Według arcybiskupa Głódzia, "Radio Maryja nadaje i ono będzie dalej nadawać".
Pytany z kolei, czy Episkopat podejmie jakieś stosowne kroki w sprawie zmiany dyrektora tej rozgłośni, abp Głódź odpowiedział: "Nie sądzę".
Podczas sierpniowego posiedzenia Rady Stałej Episkopatu i biskupów diecezjalnych w Częstochowie, hierarchowie wiele uwagi poświęcili w dyskusji rozgłośni Radio Maryja i jej dyrektorowi o. Tadeuszowi Rydzykowi, m.in. w związku z jego wypowiedziami podczas wykładów, w których duchowny nazwał żonę prezydenta "czarownicą" i krytykował środowiska żydowskie, a co ujawniliśmy w lipcu w tygodniku "Wprost".

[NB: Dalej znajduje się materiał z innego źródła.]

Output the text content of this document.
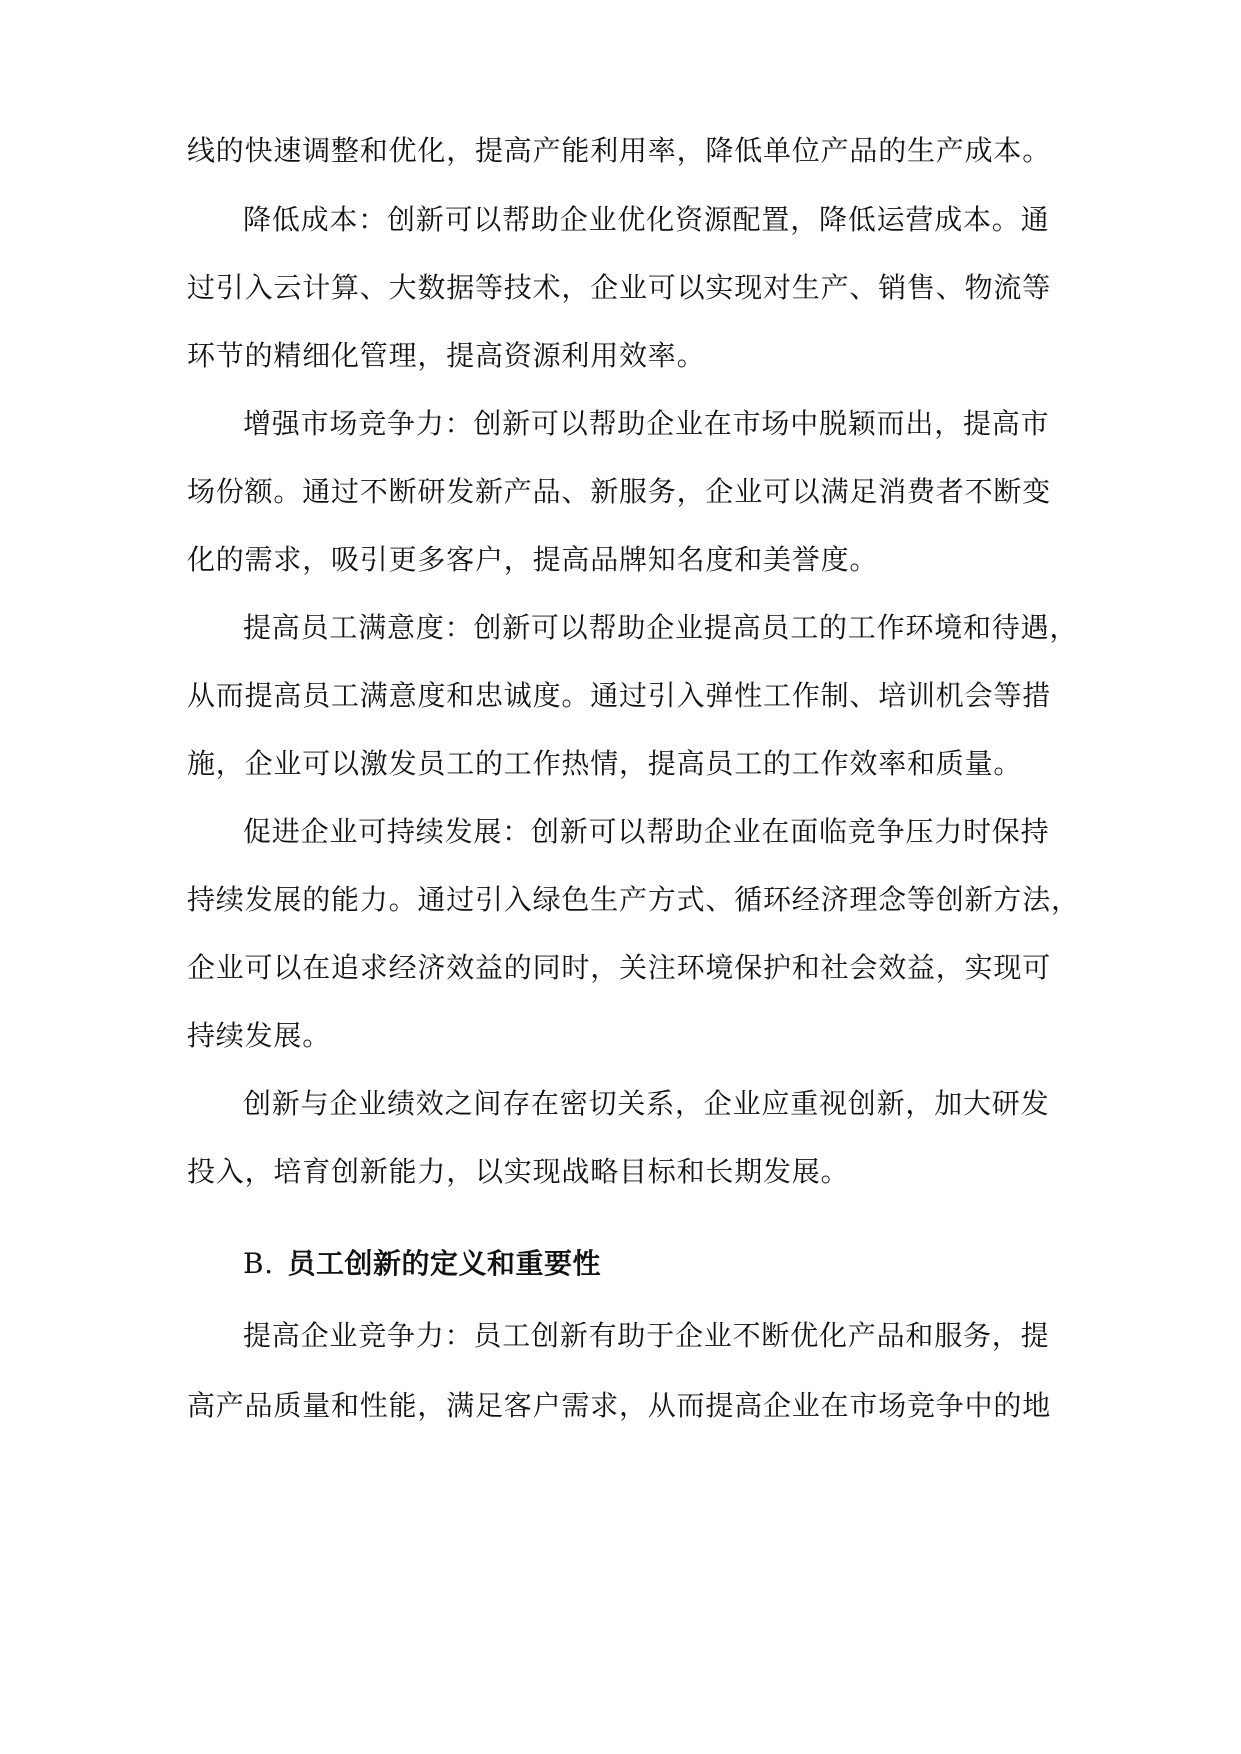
线的快速调整和优化，提高产能利用率，降低单位产品的生产成本。
降低成本：创新可以帮助企业优化资源配置，降低运营成本。通
过引入云计算、大数据等技术，企业可以实现对生产、销售、物流等
环节的精细化管理，提高资源利用效率。
增强市场竞争力：创新可以帮助企业在市场中脱颖而出，提高市
场份额。通过不断研发新产品、新服务，企业可以满足消费者不断变
化的需求，吸引更多客户，提高品牌知名度和美誉度。
提高员工满意度：创新可以帮助企业提高员工的工作环境和待遇，
从而提高员工满意度和忠诚度。通过引入弹性工作制、培训机会等措
施，企业可以激发员工的工作热情，提高员工的工作效率和质量。
促进企业可持续发展：创新可以帮助企业在面临竞争压力时保持
持续发展的能力。通过引入绿色生产方式、循环经济理念等创新方法，
企业可以在追求经济效益的同时，关注环境保护和社会效益，实现可
持续发展。
创新与企业绩效之间存在密切关系，企业应重视创新，加大研发
投入，培育创新能力，以实现战略目标和长期发展。
B. 员工创新的定义和重要性
提高企业竞争力：员工创新有助于企业不断优化产品和服务，提
高产品质量和性能，满足客户需求，从而提高企业在市场竞争中的地
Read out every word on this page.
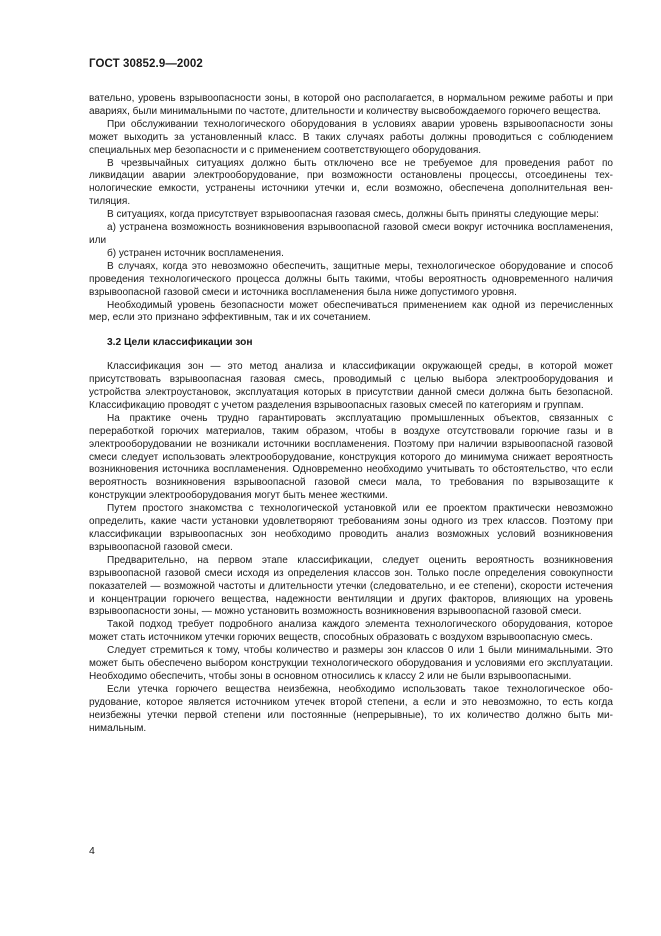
ГОСТ 30852.9—2002

вательно, уровень взрывоопасности зоны, в которой оно располагается, в нормальном режиме работы и при авариях, были минимальными по частоте, длительности и количеству высвобождаемого горючего вещества.

При обслуживании технологического оборудования в условиях аварии уровень взрывоопасности зоны может выходить за установленный класс. В таких случаях работы должны проводиться с соблюдением специальных мер безопасности и с применением соответствующего оборудования.

В чрезвычайных ситуациях должно быть отключено все не требуемое для проведения работ по ликвидации аварии электрооборудование, при возможности остановлены процессы, отсоединены технологические емкости, устранены источники утечки и, если возможно, обеспечена дополнительная вентиляция.

В ситуациях, когда присутствует взрывоопасная газовая смесь, должны быть приняты следующие меры:

а) устранена возможность возникновения взрывоопасной газовой смеси вокруг источника воспламенения, или

б) устранен источник воспламенения.

В случаях, когда это невозможно обеспечить, защитные меры, технологическое оборудование и способ проведения технологического процесса должны быть такими, чтобы вероятность одновременного наличия взрывоопасной газовой смеси и источника воспламенения была ниже допустимого уровня.

Необходимый уровень безопасности может обеспечиваться применением как одной из перечисленных мер, если это признано эффективным, так и их сочетанием.

3.2 Цели классификации зон

Классификация зон — это метод анализа и классификации окружающей среды, в которой может присутствовать взрывоопасная газовая смесь, проводимый с целью выбора электрооборудования и устройства электроустановок, эксплуатация которых в присутствии данной смеси должна быть безопасной. Классификацию проводят с учетом разделения взрывоопасных газовых смесей по категориям и группам.

На практике очень трудно гарантировать эксплуатацию промышленных объектов, связанных с переработкой горючих материалов, таким образом, чтобы в воздухе отсутствовали горючие газы и в электрооборудовании не возникали источники воспламенения. Поэтому при наличии взрывоопасной газовой смеси следует использовать электрооборудование, конструкция которого до минимума снижает вероятность возникновения источника воспламенения. Одновременно необходимо учитывать то обстоятельство, что если вероятность возникновения взрывоопасной газовой смеси мала, то требования по взрывозащите к конструкции электрооборудования могут быть менее жесткими.

Путем простого знакомства с технологической установкой или ее проектом практически невозможно определить, какие части установки удовлетворяют требованиям зоны одного из трех классов. Поэтому при классификации взрывоопасных зон необходимо проводить анализ возможных условий возникновения взрывоопасной газовой смеси.

Предварительно, на первом этапе классификации, следует оценить вероятность возникновения взрывоопасной газовой смеси исходя из определения классов зон. Только после определения совокупности показателей — возможной частоты и длительности утечки (следовательно, и ее степени), скорости истечения и концентрации горючего вещества, надежности вентиляции и других факторов, влияющих на уровень взрывоопасности зоны, — можно установить возможность возникновения взрывоопасной газовой смеси.

Такой подход требует подробного анализа каждого элемента технологического оборудования, которое может стать источником утечки горючих веществ, способных образовать с воздухом взрывоопасную смесь.

Следует стремиться к тому, чтобы количество и размеры зон классов 0 или 1 были минимальными. Это может быть обеспечено выбором конструкции технологического оборудования и условиями его эксплуатации. Необходимо обеспечить, чтобы зоны в основном относились к классу 2 или не были взрывоопасными.

Если утечка горючего вещества неизбежна, необходимо использовать такое технологическое оборудование, которое является источником утечек второй степени, а если и это невозможно, то есть когда неизбежны утечки первой степени или постоянные (непрерывные), то их количество должно быть минимальным.

4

Jak poinformował wówczas rzecznik Episkopatu ks. Józef Kloch dyskusja dotycząca Radia Maryja, jaką prowadzili biskupi podczas obrad na Jasnej Górze, nie została zakończona, a sprawa toruńskiej rozgłośni nie została jeszcze zamknięta. Zapowiedział, że biskupi mogą powrócić do sprawy Radia Maryja podczas październikowych obrad w Warszawie.
Biskupi diecezjalni postanowili powołać zespół, który miał opracować tekst listu do przełożonego zakonu redemptorystów Josepha Tobina.